L’expert relève que Mme [I] a subi un préjudice esthétique. Il fixe le coût de reprise à 6.000 euros hors taxes et précise qu’il appartient aux parties de faire estimer les travaux auprès d’entreprises de leur choix.
Force est de constater que la demanderesse ne produit pas le rapport d’expertise définitif ni de devis de travaux de reprise postérieurs à ce rapport. Elle produit cependant un devis établi le 28 février 2022 lequel estimait le montant total des travaux de reprise à 8.236,17 euros hors taxes.
Dès lors, le montant demandé, conforme à l’estimation de l’expert, apparaît justifié.
En conséquence, la société DECO & DESIGN sera condamnée à payer à Mme [M] [I] la somme de 6.603,71 euros TTC au titre de la remise en état de la salle de bains.
2/ Sur la demande de dommages et intérêts
Il convient également de faire application des articles 1217 et 1231-1 du Code civil ci-dessus rappelés.

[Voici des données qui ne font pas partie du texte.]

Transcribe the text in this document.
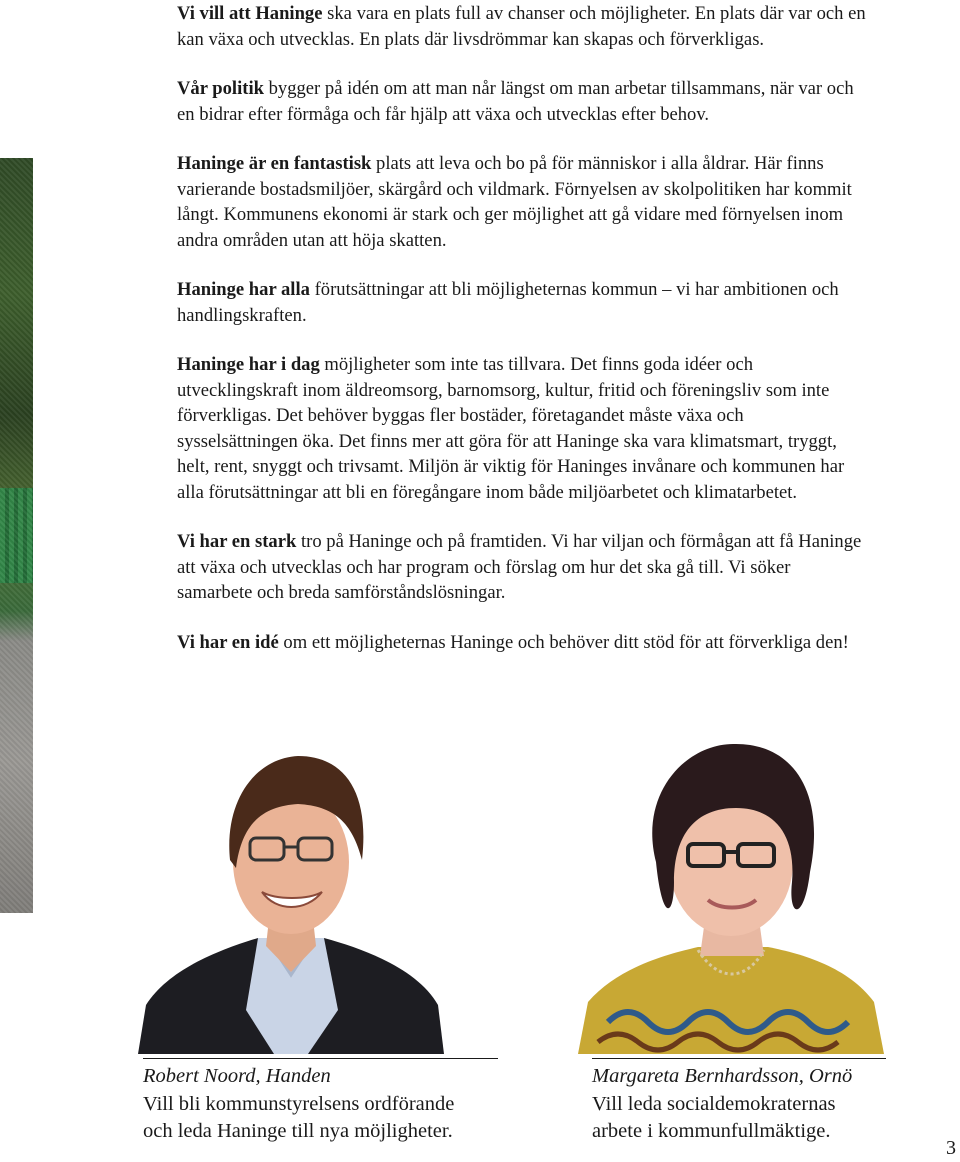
Vi vill att Haninge ska vara en plats full av chanser och möjligheter. En plats där var och en kan växa och utvecklas. En plats där livsdrömmar kan skapas och förverkligas.

Vår politik bygger på idén om att man når längst om man arbetar tillsammans, när var och en bidrar efter förmåga och får hjälp att växa och utvecklas efter behov.

Haninge är en fantastisk plats att leva och bo på för människor i alla åldrar. Här finns varierande bostadsmiljöer, skärgård och vildmark. Förnyelsen av skolpolitiken har kommit långt. Kommunens ekonomi är stark och ger möjlighet att gå vidare med förnyelsen inom andra områden utan att höja skatten.

Haninge har alla förutsättningar att bli möjligheternas kommun – vi har ambitionen och handlingskraften.

Haninge har i dag möjligheter som inte tas tillvara. Det finns goda idéer och utvecklingskraft inom äldreomsorg, barnomsorg, kultur, fritid och föreningsliv som inte förverkligas. Det behöver byggas fler bostäder, företagandet måste växa och sysselsättningen öka. Det finns mer att göra för att Haninge ska vara klimatsmart, tryggt, helt, rent, snyggt och trivsamt. Miljön är viktig för Haninges invånare och kommunen har alla förutsättningar att bli en föregångare inom både miljöarbetet och klimatarbetet.

Vi har en stark tro på Haninge och på framtiden. Vi har viljan och förmågan att få Haninge att växa och utvecklas och har program och förslag om hur det ska gå till. Vi söker samarbete och breda samförståndslösningar.

Vi har en idé om ett möjligheternas Haninge och behöver ditt stöd för att förverkliga den!

Robert Noord, Handen
Vill bli kommunstyrelsens ordförande
och leda Haninge till nya möjligheter.
Margareta Bernhardsson, Ornö
Vill leda socialdemokraternas
arbete i kommunfullmäktige.
3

En l’espèce, l’expert judiciaire considère que si le préjudice est esthétique, Mme [I] « a dû subir les tracas engendrés par la fuite et a été contrainte d’engager une procédure judiciaire ». Il note également qu’elle « subira l’embarras des travaux de reprise ».
Il convient toutefois de relever que la cause de la fuite subie par Mme [I] n’a pu être imputée à la société DECO & DESIGN lors de l’expertise, qu’elle ne saurait donc être condamnée à en réparer les conséquences. De même, en l’absence de démonstration d’une éventuelle mauvaise foi de la défenderesse, le seul fait d’être contraint d’agir en justice pour obtenir réparation de son préjudice est insuffisant pour justifier l’octroi de dommages et intérêts.
Par contre, il est certain que, lors des travaux de réfection de la salle de bains, Mme [I] subira un préjudice de jouissance faute de pouvoir utiliser cette pièce le temps des travaux.
Le devis produit, élaboré le 28 février 2022 par l’entreprise [N] – DPS, prévoyait un forfait de déplacement de 10 jours.
Dès lors, le préjudice de jouissance de Mme [M] [I] sera fixé à 500 euros.
En conséquence, la société DECO & DESIGN sera condamnée à payer à Mme [M] [I] la somme de 500 euros en réparation de son préjudice de jouissance.
3/ Sur les demandes accessoires,
En application de l’article 696 du Code de procédure civile, succombant à l’instance, la société DECO & DESIGN sera condamnée aux dépens.
En application de l’article 700 du Code de procédure civile, tenue aux dépens, la société DECO & DESIGN sera condamnée à payer à Mme [M] [I] la somme de 2.000 euros à ce titre.
Il sera rappelé qu’en application de l’article 514 du Code de procédure civile, la présente décision est exécutoire à titre provisoire.
PAR CES MOTIFS
Le tribunal, statuant après débats en audience publique, par jugement réputé contradictoire, en premier ressort,
CONDAMNE la société DECO & DESIGN à payer à Mme [M] [I] la somme de 6.603,71 euros TTC au titre de la remise en état de la salle de bains ;
CONDAMNE la société DECO & DESIGN à payer à Mme [M] [I] la somme de 500 euros en réparation de son préjudice de jouissance ;
CONDAMNE la société DECO & DESIGN à payer à Mme [M] [I] la somme de 2.000 euros au titre de l’article 700 du Code de procédure civile ;
CONDAMNE la société DECO & DESIGN aux dépens ;
RAPPELLE que la présente décision est exécutoire à titre provisoire.
Ainsi jugé par mise à disposition au greffe le 27 avril 2026, et signé par la juge et la greffière susnommées.